Что до меня, то хотя мой гонор, мои претензии всем известны, я вполне удовольствовался бы теми маленькими сюрпризами, какие предлагает нам наш земной шар. Мои сны, правда, не ведают преград и потому неосуществимы, но я вполне удовлетворился бы — да еще с какою радостью! — исполнись хотя бы самый непритязательный из них: сумей я помирить, например, господина Йожефа Кеттауера, моего соседа слева, с господином Иштваном Барцой, моим соседом справа, которые — из-за кем-то переставленного мусорного бака — теперь спят и видят, как бы прикончить в один прекрасный день недруга своего ступкою либо лопатой для угля, — и был бы поражен до глубины души, если бы господь даровал мне вдосталь ума и терпения, чтобы это мне удалось. Выбраться куда-либо подальше я не осмелился бы и во сне. Ну, пройти, куда ни шло, еще дом, вверх или вниз по улице, забраться в автобус в час «пик», приблизиться к конторскому столу какого-нибудь чиновника. Сесть, наконец, в электричку, побывать на душистой мессе[26] в Ниредьхазе, среди дряхлых богомолок. Но уж за границу я даже взор бросить не решился бы. Всей оставшейся мне жизни не хватило бы, чтобы перечислить, под сколькими углами перекрещиваются человеческие страсти и сколько потребовалось бы бальзама и корпии, чтобы вылечить, заговорить хотя бы только затаившиеся в подсознании каждого человека обиды.
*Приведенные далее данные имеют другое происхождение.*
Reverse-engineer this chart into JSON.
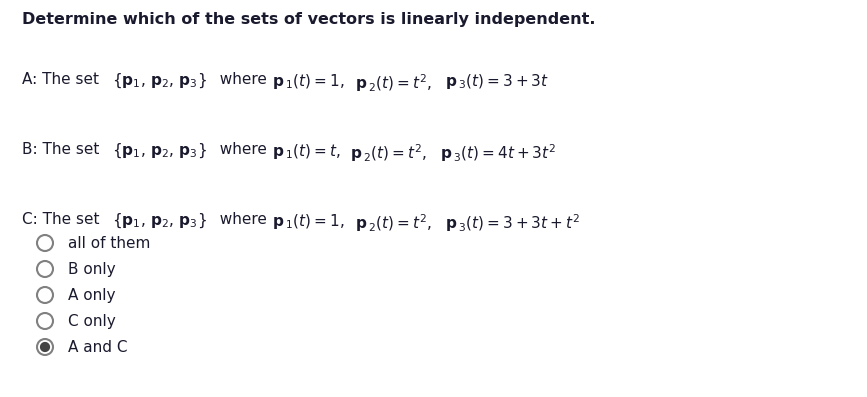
{
  "title": "Determine which of the sets of vectors is linearly independent.",
  "background_color": "#ffffff",
  "text_color": "#1a1a2e",
  "radio_color": "#808080",
  "figsize": [
    8.67,
    3.97
  ],
  "dpi": 100,
  "options": [
    {
      "label": "all of them",
      "selected": false
    },
    {
      "label": "B only",
      "selected": false
    },
    {
      "label": "A only",
      "selected": false
    },
    {
      "label": "C only",
      "selected": false
    },
    {
      "label": "A and C",
      "selected": true
    }
  ]
}
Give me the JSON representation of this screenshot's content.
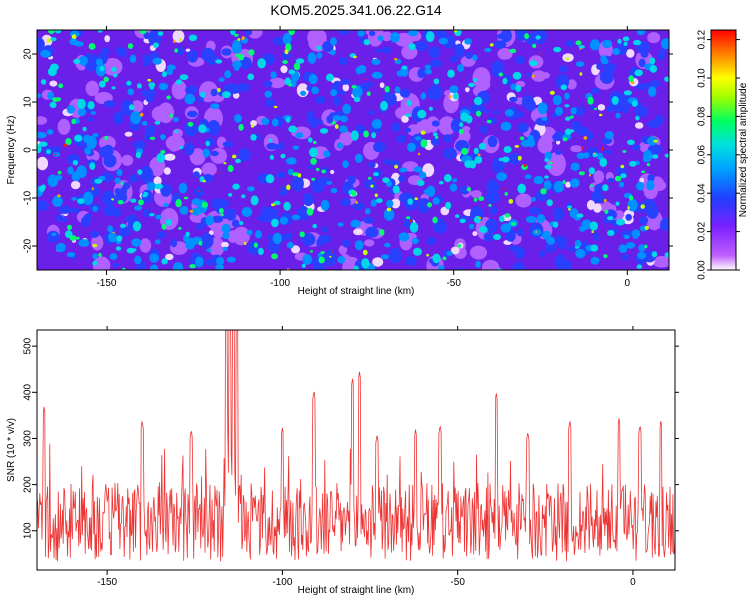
{
  "title": "KOM5.2025.341.06.22.G14",
  "chart_data": [
    {
      "type": "heatmap",
      "xlabel": "Height of straight line (km)",
      "ylabel": "Frequency (Hz)",
      "xlim": [
        -170,
        12
      ],
      "ylim": [
        -25,
        25
      ],
      "xticks": [
        -150,
        -100,
        -50,
        0
      ],
      "yticks": [
        -20,
        -10,
        0,
        10,
        20
      ],
      "xtick_labels": [
        "-150",
        "-100",
        "-50",
        "0"
      ],
      "ytick_labels": [
        "-20",
        "-10",
        "0",
        "10",
        "20"
      ],
      "colorbar": {
        "label": "Normalized spectral amplitude",
        "range": [
          0,
          0.125
        ],
        "ticks": [
          0.0,
          0.02,
          0.04,
          0.06,
          0.08,
          0.1,
          0.12
        ],
        "tick_labels": [
          "0.00",
          "0.02",
          "0.04",
          "0.06",
          "0.08",
          "0.10",
          "0.12"
        ]
      }
    },
    {
      "type": "line",
      "xlabel": "Height of straight line (km)",
      "ylabel": "SNR (10 * v/v)",
      "xlim": [
        -170,
        12
      ],
      "ylim": [
        15,
        535
      ],
      "xticks": [
        -150,
        -100,
        -50,
        0
      ],
      "yticks": [
        100,
        200,
        300,
        400,
        500
      ],
      "xtick_labels": [
        "-150",
        "-100",
        "-50",
        "0"
      ],
      "ytick_labels": [
        "100",
        "200",
        "300",
        "400",
        "500"
      ],
      "series": [
        {
          "name": "SNR",
          "color": "#ee3333",
          "noise_baseline": 110,
          "peaks": [
            {
              "x": -114,
              "y": 535
            },
            {
              "x": -115,
              "y": 510
            },
            {
              "x": -116,
              "y": 470
            },
            {
              "x": -113,
              "y": 490
            },
            {
              "x": -78,
              "y": 445
            },
            {
              "x": -80,
              "y": 430
            },
            {
              "x": -91,
              "y": 405
            },
            {
              "x": -39,
              "y": 400
            },
            {
              "x": -168,
              "y": 370
            },
            {
              "x": -140,
              "y": 340
            },
            {
              "x": -18,
              "y": 340
            },
            {
              "x": -4,
              "y": 345
            },
            {
              "x": 8,
              "y": 340
            },
            {
              "x": -55,
              "y": 330
            },
            {
              "x": -62,
              "y": 320
            },
            {
              "x": -126,
              "y": 320
            },
            {
              "x": -100,
              "y": 325
            },
            {
              "x": -73,
              "y": 310
            },
            {
              "x": -30,
              "y": 315
            },
            {
              "x": 2,
              "y": 330
            }
          ]
        }
      ]
    }
  ],
  "colors": {
    "line": "#ee3333",
    "colormap": [
      "#ffffff",
      "#9b30ff",
      "#3050ff",
      "#00d0ff",
      "#00ff60",
      "#ffff00",
      "#ff8000",
      "#ff0000"
    ]
  }
}
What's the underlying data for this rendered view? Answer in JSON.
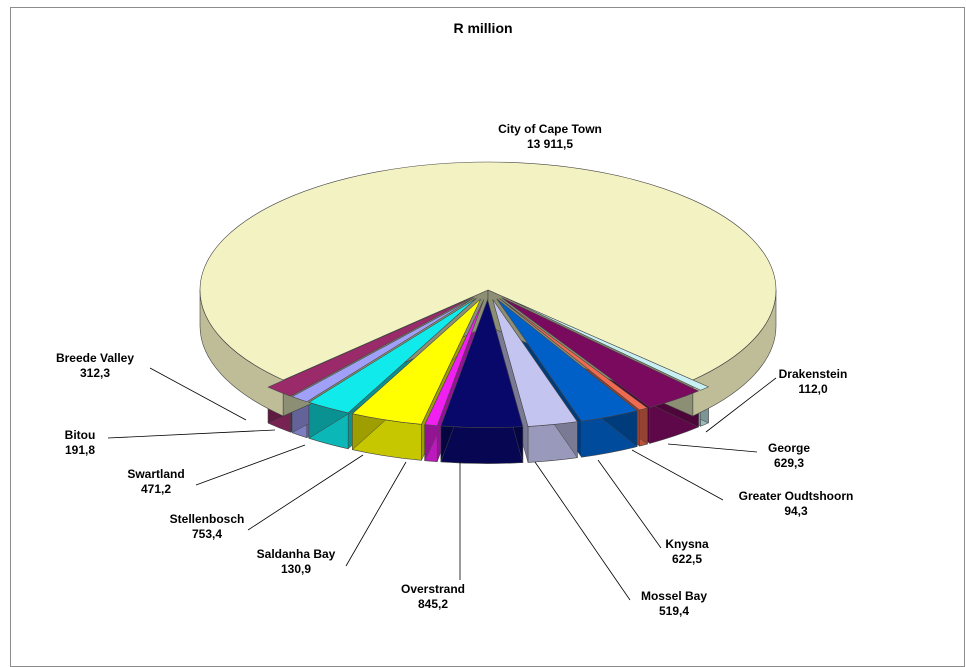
{
  "chart_data": {
    "type": "pie",
    "title": "R million",
    "three_d": true,
    "slices": [
      {
        "label": "City of Cape Town",
        "value_text": "13 911,5",
        "value": 13911.5,
        "color": "#f3f2c2"
      },
      {
        "label": "Drakenstein",
        "value_text": "112,0",
        "value": 112.0,
        "color": "#c8f0f2"
      },
      {
        "label": "George",
        "value_text": "629,3",
        "value": 629.3,
        "color": "#7a0a5e"
      },
      {
        "label": "Greater Oudtshoorn",
        "value_text": "94,3",
        "value": 94.3,
        "color": "#f06a50"
      },
      {
        "label": "Knysna",
        "value_text": "622,5",
        "value": 622.5,
        "color": "#0060c8"
      },
      {
        "label": "Mossel Bay",
        "value_text": "519,4",
        "value": 519.4,
        "color": "#c4c4f0"
      },
      {
        "label": "Overstrand",
        "value_text": "845,2",
        "value": 845.2,
        "color": "#08086a"
      },
      {
        "label": "Saldanha Bay",
        "value_text": "130,9",
        "value": 130.9,
        "color": "#f020f0"
      },
      {
        "label": "Stellenbosch",
        "value_text": "753,4",
        "value": 753.4,
        "color": "#ffff00"
      },
      {
        "label": "Swartland",
        "value_text": "471,2",
        "value": 471.2,
        "color": "#10eaea"
      },
      {
        "label": "Bitou",
        "value_text": "191,8",
        "value": 191.8,
        "color": "#a0a0f8"
      },
      {
        "label": "Breede Valley",
        "value_text": "312,3",
        "value": 312.3,
        "color": "#9a2a6a"
      }
    ]
  }
}
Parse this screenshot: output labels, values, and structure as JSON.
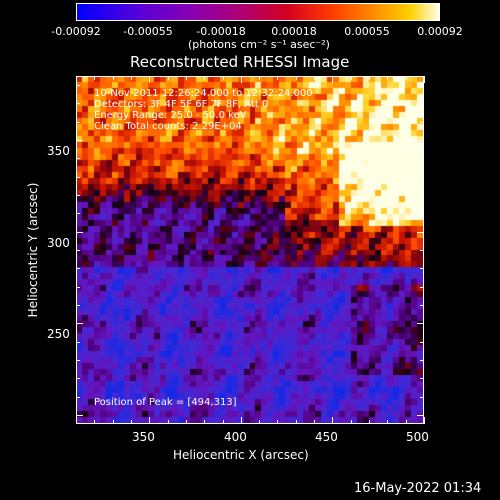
{
  "colorbar": {
    "ticks": [
      "-0.00092",
      "-0.00055",
      "-0.00018",
      "0.00018",
      "0.00055",
      "0.00092"
    ],
    "units": "(photons cm⁻² s⁻¹ asec⁻²)"
  },
  "title": "Reconstructed RHESSI Image",
  "info": {
    "line1": "10-Nov-2011 12:26:24.000 to 12:32:24.000",
    "line2": "Detectors: 3F 4F 5F 6F 7F 8F, Att 0",
    "line3": "Energy Range: 25.0 - 50.0 keV",
    "line4": "Clean     Total counts: 2.29E+04",
    "peak": "Position of Peak = [494,313]"
  },
  "axes": {
    "xlabel": "Heliocentric X (arcsec)",
    "ylabel": "Heliocentric Y (arcsec)",
    "xticks": [
      "350",
      "400",
      "450",
      "500"
    ],
    "yticks": [
      "350",
      "300",
      "250"
    ],
    "xrange": [
      310,
      500
    ],
    "yrange": [
      195,
      385
    ]
  },
  "footer": "16-May-2022 01:34",
  "colors": {
    "background": "#000000",
    "text": "#ffffff"
  }
}
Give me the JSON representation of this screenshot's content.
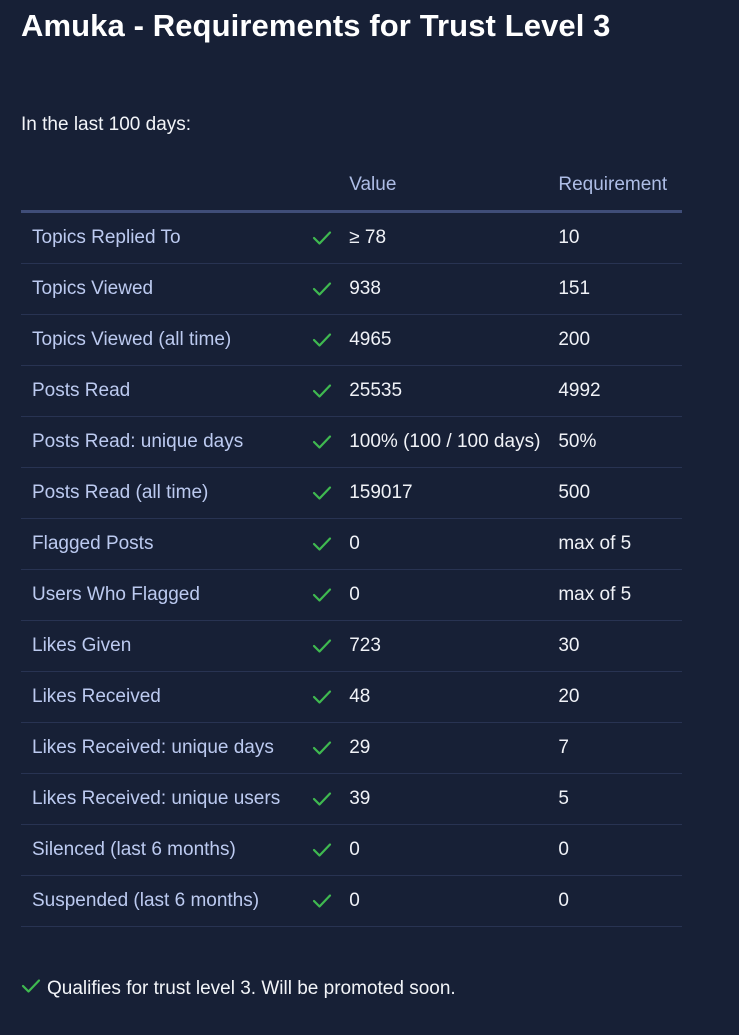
{
  "page_title": "Amuka - Requirements for Trust Level 3",
  "intro": "In the last 100 days:",
  "columns": {
    "value": "Value",
    "requirement": "Requirement"
  },
  "rows": [
    {
      "label": "Topics Replied To",
      "value": "≥ 78",
      "requirement": "10",
      "status": "met"
    },
    {
      "label": "Topics Viewed",
      "value": "938",
      "requirement": "151",
      "status": "met"
    },
    {
      "label": "Topics Viewed (all time)",
      "value": "4965",
      "requirement": "200",
      "status": "met"
    },
    {
      "label": "Posts Read",
      "value": "25535",
      "requirement": "4992",
      "status": "met"
    },
    {
      "label": "Posts Read: unique days",
      "value": "100% (100 / 100 days)",
      "requirement": "50%",
      "status": "met"
    },
    {
      "label": "Posts Read (all time)",
      "value": "159017",
      "requirement": "500",
      "status": "met"
    },
    {
      "label": "Flagged Posts",
      "value": "0",
      "requirement": "max of 5",
      "status": "met"
    },
    {
      "label": "Users Who Flagged",
      "value": "0",
      "requirement": "max of 5",
      "status": "met"
    },
    {
      "label": "Likes Given",
      "value": "723",
      "requirement": "30",
      "status": "met"
    },
    {
      "label": "Likes Received",
      "value": "48",
      "requirement": "20",
      "status": "met"
    },
    {
      "label": "Likes Received: unique days",
      "value": "29",
      "requirement": "7",
      "status": "met"
    },
    {
      "label": "Likes Received: unique users",
      "value": "39",
      "requirement": "5",
      "status": "met"
    },
    {
      "label": "Silenced (last 6 months)",
      "value": "0",
      "requirement": "0",
      "status": "met"
    },
    {
      "label": "Suspended (last 6 months)",
      "value": "0",
      "requirement": "0",
      "status": "met"
    }
  ],
  "footer": {
    "message": "Qualifies for trust level 3. Will be promoted soon.",
    "icon": "check-icon"
  },
  "colors": {
    "background": "#172036",
    "check": "#3fb950",
    "label": "#bccaf0",
    "header": "#aebde6"
  }
}
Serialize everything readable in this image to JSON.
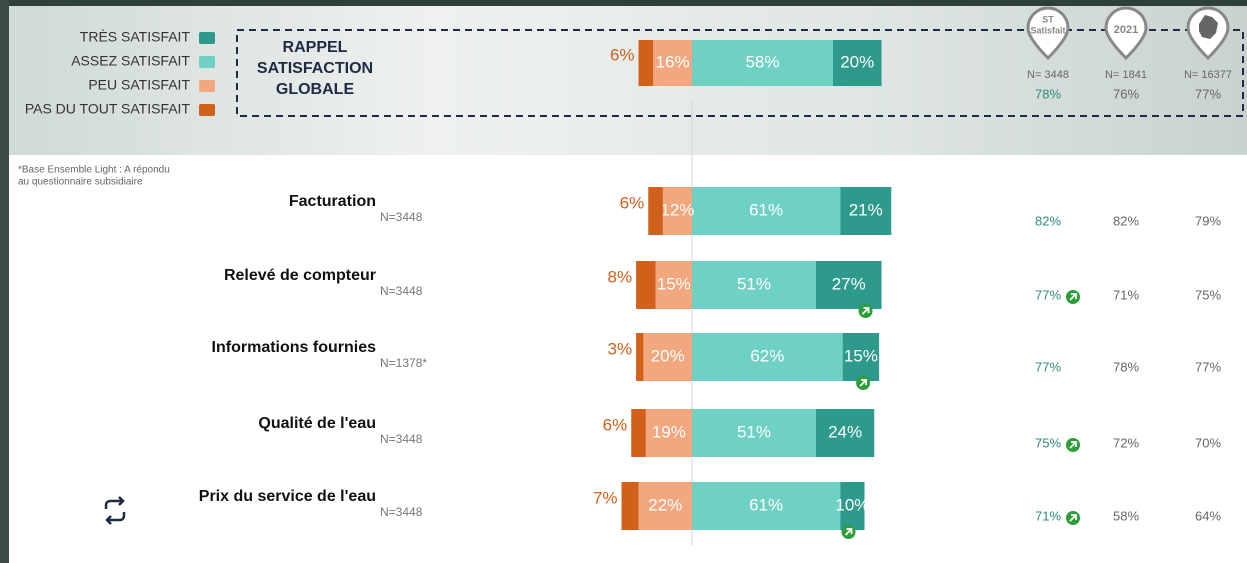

Повторяю, я сержусь, хотя и посмеиваюсь иной раз, наблюдая непостижимое кружение несообразностей. Или мне, чем брюзжать, предаться лучше отчаянию — то есть наказать себя же?

Важно не забывать об одном: коль скоро я не жалею других, то и себя жалеть нечего. Услышав, увидев либо прочитав в газете что-то, на мой взгляд, возмутительное, я должен помнить: это произошло не затем, чтобы воздействовать на мою печень и слезные мешочки, и не обязательно ко мне взывают за словом справедливости. Не я — вершина мира. И очень даже вероятно, что этот мир вертится не подо мной, а надо мною. Что двум каменным скрижалям Моисеевым в лучшем случае нашлось бы место в «Мадьяр немзет» под рубрикой «Юмор», да и то успех они имели бы скромный. «Не желай… у ближнего твоего…» Ну, и не желай! «Не убий!» Ха-ха — усмехнется читатель, если уже не перевернул страницу.

Однажды, когда сын мой Тамаш еще пребывал в Швейцарии, ко мне на квартиру явилась некая молодая авторесса. Несмотря на мои просьбы держать в редакции под замком номер моего телефона и адрес, не проходит недели, чтобы ко мне не постучался какой-нибудь непрошеный посетитель. Барышня Сильвия Вукович утверждала, что получила адрес от меня самого. Я это отрицал, ссылаясь на безукоризненную память.